Angop - Quantas vítimas mortais a "guerra da pandemia" da Covid-19 terá causado entre os quadros da instituição?

FF - Com o início da pandemia, o IHMT criou de imediato uma Comissão de Biosegurança, desenvolveu e implementou um Plano de Contingência sempre em sintonia com as orientações da OMS (Organização Mundial da Saúde), do Governo português e da Universidade Nova de Lisboa, não tendo a lamentar até a presente data nenhum caso de transmissão interna nem de vítima mortal.

 Angop – Agradecia que se pronunciasse sobre tudo o que considera relevante e não foi levantado nessa entrevista.

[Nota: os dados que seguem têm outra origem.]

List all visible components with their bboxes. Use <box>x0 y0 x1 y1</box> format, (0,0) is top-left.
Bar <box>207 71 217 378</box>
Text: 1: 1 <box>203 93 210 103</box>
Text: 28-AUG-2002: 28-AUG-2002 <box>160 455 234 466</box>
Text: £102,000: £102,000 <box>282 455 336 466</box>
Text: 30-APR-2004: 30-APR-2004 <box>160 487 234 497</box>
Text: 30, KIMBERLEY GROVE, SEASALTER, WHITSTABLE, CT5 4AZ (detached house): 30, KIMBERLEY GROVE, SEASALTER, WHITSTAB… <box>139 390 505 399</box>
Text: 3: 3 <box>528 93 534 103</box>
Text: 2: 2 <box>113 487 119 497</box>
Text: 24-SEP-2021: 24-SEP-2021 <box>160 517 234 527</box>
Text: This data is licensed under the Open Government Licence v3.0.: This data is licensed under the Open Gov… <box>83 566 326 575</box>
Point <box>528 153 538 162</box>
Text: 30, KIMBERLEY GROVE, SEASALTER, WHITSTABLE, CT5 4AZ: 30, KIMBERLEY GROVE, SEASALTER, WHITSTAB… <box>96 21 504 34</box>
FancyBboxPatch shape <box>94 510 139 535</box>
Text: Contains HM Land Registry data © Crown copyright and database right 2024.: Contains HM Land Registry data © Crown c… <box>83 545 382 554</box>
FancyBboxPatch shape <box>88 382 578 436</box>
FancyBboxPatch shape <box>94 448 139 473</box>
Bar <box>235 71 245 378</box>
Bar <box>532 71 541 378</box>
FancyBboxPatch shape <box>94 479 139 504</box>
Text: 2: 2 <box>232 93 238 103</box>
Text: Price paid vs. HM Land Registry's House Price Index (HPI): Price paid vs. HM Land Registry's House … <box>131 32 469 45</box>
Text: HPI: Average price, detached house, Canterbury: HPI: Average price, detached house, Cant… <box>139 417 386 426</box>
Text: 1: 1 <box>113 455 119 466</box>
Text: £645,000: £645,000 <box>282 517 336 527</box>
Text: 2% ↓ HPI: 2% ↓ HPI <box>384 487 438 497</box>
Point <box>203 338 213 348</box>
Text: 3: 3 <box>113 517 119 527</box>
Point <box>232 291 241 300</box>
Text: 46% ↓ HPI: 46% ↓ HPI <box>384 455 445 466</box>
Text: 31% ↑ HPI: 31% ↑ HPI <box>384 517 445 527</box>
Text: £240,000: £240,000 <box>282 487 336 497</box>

FF- Gostaria de lançar um apelo à solidariedade internacional para apoio aos países de média-baixa renda, dirigir uma palavra de resiliência para as nossas comunidades sofredoras e uma mensagem de reconhecimento e de conforto indiscutível a todos os profissionais da saúde.        

Perfil

Filomeno Fortes é mestre em Saúde Pública e doutorado em Ciências Biomédicas. Em Angola foi diretor nacional de Controlo de Endemias, chefe do departamento de controlo de doenças da Direção Nacional de Saúde Pública e diretor do programa de controlo da malária.

Desempenhou funções como coordenador do Doutoramento de Ciências Biomédicas na Universidade Agostinho Neto, em Luanda, criado em parceria com o IHMT, e da Unidade de Higiene do curso de Medicina da Faculdade de Medicina em Angola. A nível internacional foi nomeado, em 2012, secretário-geral da Federação Internacional das Doenças Tropicais.